Timber Pharmaceuticals Inc. announced that 50% of patients in the Phase 2b CONTROL study evaluating TMB-001 patients have been randomized. The company is a biopharmaceutical company that focuses on developing and commercializing treatments for rare and orphan dermatologic diseases. The final tranche of the $1.5 million grant has been awarded to the U.S. Food and Drug Administration.

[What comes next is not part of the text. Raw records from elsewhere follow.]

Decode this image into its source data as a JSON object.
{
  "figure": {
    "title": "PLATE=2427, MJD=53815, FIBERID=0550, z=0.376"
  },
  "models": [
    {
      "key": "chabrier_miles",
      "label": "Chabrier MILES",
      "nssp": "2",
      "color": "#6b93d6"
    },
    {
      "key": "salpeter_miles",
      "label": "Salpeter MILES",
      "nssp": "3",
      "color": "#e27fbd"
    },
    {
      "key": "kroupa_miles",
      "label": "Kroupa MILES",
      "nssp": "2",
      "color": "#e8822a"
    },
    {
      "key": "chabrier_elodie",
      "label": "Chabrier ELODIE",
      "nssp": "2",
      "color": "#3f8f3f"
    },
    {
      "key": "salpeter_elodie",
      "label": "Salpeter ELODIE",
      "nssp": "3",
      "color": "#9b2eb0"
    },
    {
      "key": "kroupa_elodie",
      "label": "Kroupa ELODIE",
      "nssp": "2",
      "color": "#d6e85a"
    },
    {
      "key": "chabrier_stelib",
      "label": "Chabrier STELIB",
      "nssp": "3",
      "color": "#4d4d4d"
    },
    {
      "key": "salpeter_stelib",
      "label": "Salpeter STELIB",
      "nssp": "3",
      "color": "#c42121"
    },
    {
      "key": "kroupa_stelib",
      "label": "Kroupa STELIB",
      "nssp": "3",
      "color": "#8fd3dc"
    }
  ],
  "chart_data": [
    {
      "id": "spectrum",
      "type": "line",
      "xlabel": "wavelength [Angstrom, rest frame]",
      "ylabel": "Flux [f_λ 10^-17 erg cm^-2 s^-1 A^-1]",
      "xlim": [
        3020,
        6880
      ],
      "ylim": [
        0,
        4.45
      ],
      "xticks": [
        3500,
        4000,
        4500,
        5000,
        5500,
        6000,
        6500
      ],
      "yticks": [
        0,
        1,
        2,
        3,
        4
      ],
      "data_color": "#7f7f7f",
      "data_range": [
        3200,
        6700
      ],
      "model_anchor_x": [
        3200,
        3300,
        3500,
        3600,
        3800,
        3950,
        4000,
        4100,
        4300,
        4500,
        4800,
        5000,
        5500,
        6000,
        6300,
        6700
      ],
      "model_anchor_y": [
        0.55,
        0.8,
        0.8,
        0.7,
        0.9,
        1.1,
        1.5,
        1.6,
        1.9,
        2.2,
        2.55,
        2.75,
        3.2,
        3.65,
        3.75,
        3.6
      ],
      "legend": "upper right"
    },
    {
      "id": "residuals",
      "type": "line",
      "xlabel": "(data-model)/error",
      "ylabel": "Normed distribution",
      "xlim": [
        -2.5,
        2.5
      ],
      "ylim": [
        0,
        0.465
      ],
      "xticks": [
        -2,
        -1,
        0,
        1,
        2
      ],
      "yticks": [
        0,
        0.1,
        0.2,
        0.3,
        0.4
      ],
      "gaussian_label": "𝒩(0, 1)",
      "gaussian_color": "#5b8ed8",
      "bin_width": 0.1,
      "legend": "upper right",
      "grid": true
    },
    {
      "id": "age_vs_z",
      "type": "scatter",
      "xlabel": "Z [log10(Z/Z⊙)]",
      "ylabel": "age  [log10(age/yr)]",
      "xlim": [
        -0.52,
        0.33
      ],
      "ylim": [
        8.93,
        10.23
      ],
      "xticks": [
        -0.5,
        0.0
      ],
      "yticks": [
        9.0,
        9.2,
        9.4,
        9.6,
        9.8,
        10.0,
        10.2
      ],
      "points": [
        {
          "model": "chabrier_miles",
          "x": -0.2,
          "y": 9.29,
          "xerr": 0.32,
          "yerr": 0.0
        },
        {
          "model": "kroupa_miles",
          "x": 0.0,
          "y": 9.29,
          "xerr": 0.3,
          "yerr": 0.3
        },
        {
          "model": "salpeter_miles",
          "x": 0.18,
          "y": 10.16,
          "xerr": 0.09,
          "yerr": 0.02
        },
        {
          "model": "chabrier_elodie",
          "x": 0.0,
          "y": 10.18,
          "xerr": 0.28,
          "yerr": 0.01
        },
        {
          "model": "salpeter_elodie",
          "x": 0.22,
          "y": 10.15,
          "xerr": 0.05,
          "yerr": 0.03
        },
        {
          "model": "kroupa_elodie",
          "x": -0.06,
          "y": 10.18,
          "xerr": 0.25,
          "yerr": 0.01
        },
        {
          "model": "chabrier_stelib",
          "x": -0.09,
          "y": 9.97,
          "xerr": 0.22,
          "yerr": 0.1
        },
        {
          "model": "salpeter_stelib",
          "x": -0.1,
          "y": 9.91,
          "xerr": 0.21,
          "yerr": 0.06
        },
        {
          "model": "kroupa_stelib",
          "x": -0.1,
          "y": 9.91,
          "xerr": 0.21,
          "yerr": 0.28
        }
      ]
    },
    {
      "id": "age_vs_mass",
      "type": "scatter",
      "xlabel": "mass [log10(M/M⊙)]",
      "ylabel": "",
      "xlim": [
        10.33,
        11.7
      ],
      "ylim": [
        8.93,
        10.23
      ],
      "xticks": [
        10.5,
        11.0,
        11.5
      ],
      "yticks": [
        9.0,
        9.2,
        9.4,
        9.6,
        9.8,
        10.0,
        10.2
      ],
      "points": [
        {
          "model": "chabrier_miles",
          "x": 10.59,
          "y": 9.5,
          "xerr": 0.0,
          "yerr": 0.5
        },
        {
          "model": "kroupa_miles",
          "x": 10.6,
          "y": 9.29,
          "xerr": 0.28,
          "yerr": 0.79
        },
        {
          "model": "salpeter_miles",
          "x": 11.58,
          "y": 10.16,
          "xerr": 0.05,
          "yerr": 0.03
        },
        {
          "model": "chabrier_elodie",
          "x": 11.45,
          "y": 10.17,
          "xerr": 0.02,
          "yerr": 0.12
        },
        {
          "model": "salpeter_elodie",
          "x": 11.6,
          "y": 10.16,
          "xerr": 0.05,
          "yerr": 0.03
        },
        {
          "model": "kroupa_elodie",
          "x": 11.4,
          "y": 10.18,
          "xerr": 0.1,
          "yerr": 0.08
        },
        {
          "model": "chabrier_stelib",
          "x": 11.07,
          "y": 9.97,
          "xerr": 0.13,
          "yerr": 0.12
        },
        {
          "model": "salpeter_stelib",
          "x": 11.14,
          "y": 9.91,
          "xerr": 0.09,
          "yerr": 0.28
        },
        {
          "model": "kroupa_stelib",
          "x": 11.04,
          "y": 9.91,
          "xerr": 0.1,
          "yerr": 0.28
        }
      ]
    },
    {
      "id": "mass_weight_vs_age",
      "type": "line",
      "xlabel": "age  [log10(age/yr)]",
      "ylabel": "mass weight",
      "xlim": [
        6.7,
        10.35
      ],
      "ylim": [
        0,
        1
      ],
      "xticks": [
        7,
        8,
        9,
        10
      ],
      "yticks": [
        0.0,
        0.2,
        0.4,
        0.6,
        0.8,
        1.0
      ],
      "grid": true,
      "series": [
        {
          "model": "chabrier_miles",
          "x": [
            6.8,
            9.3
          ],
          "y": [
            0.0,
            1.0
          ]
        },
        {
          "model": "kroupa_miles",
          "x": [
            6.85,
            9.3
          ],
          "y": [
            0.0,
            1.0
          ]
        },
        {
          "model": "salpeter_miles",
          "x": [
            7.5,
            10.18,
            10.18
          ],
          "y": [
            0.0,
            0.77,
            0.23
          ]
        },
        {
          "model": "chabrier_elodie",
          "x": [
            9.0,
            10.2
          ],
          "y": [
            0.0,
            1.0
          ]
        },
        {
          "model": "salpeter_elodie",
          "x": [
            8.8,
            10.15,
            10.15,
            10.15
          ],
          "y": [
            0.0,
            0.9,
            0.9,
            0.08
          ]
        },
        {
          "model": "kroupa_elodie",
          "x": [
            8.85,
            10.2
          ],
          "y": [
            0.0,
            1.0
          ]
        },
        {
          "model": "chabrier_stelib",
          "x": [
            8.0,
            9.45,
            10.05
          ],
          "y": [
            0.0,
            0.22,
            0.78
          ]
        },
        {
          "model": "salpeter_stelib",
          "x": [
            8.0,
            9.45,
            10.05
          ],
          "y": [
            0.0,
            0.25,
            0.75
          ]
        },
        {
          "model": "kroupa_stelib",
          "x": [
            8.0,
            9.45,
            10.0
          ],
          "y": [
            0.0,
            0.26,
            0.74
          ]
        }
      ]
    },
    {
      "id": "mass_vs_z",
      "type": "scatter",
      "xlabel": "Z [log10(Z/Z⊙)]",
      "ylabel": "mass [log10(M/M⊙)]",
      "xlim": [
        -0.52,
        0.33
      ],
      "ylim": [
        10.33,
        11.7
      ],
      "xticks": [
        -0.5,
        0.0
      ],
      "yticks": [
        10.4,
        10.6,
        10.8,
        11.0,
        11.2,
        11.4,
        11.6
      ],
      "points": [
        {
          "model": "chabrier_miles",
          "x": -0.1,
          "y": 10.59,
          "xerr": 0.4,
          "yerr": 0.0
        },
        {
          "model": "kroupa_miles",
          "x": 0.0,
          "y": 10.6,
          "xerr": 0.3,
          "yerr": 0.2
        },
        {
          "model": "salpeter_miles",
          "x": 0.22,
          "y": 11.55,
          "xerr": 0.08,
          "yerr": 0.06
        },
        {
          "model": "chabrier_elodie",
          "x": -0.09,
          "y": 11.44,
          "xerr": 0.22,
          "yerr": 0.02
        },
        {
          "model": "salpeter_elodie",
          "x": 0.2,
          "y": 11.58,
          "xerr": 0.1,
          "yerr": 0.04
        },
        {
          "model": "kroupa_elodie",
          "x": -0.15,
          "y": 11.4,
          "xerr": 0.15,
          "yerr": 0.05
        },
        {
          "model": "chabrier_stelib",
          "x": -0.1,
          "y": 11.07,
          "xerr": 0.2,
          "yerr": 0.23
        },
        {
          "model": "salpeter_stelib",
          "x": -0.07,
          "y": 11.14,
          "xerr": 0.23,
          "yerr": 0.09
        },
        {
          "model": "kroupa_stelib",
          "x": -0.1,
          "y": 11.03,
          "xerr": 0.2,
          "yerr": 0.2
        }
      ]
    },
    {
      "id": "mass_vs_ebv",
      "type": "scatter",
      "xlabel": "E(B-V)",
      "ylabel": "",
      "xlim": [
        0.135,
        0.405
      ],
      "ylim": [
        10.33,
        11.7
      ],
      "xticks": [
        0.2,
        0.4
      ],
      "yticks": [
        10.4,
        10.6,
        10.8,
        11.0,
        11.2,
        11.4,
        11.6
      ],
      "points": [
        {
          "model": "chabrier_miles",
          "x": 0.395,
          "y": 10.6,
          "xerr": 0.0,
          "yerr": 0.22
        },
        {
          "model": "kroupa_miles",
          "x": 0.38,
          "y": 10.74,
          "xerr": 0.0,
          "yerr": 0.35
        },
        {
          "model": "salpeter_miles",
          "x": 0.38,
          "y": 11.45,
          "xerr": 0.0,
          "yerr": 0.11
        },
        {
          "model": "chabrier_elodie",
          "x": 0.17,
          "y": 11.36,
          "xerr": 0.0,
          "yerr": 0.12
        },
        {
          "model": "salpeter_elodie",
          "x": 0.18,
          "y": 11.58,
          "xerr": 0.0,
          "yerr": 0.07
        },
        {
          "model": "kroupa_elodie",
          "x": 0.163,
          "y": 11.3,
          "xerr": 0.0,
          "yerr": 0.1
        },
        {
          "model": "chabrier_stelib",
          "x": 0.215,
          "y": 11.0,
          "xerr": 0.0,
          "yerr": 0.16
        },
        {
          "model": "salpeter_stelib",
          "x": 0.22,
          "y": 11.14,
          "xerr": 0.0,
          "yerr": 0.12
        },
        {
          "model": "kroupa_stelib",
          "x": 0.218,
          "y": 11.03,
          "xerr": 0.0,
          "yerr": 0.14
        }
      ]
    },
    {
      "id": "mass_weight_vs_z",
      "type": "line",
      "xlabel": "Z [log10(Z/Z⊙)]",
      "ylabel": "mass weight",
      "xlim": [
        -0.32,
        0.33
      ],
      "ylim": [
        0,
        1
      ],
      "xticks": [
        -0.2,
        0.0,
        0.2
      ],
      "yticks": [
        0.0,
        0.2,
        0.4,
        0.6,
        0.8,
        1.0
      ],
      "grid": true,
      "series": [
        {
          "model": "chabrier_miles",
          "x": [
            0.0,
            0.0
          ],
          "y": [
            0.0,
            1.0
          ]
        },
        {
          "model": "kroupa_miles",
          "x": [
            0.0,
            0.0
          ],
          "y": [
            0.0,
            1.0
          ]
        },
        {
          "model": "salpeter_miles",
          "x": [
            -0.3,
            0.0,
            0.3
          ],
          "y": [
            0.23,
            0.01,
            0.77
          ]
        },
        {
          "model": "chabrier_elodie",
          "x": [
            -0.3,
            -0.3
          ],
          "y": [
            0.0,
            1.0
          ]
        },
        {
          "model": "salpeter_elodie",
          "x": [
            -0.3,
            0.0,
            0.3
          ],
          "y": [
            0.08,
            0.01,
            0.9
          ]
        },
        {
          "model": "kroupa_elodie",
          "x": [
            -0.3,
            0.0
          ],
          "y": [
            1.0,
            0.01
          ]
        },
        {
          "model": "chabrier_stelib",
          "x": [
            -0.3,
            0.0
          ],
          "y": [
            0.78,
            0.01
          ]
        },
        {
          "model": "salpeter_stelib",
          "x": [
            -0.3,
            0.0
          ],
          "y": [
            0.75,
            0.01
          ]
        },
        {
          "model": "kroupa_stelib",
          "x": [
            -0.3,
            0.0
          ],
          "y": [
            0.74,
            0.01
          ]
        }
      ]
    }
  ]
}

Alan Mendelsohn, Chief Medical Officer of Timber Pharmaceuticals Inc., said, “There are many rare dermatologic diseases that do not have any approved therapies and we are committed to advancing research focused on novel topical treatments that may enable targeted delivery to the epidermis and dermis while minimizing systemic absorption.”
CI is a rare genetic keratinization disorder that leads to scaling, thickening, and dry skin. CI patients have limited motion, inability to sweat normally, chronic itching, and impaired eyesight or hearing. They also have a risk of secondary infections. Moderate to severe CI subtypes affects almost 80,000 people in the United States and more than 1.5 million people globally. The severe subtypes can also include X-linked ichthyosis and lamellar ichthyosis.
Dr. Mendelson hopes that isotretinoin’s formulation into a proprietary topical might allow up to 90% of body surface without eliciting the side effects.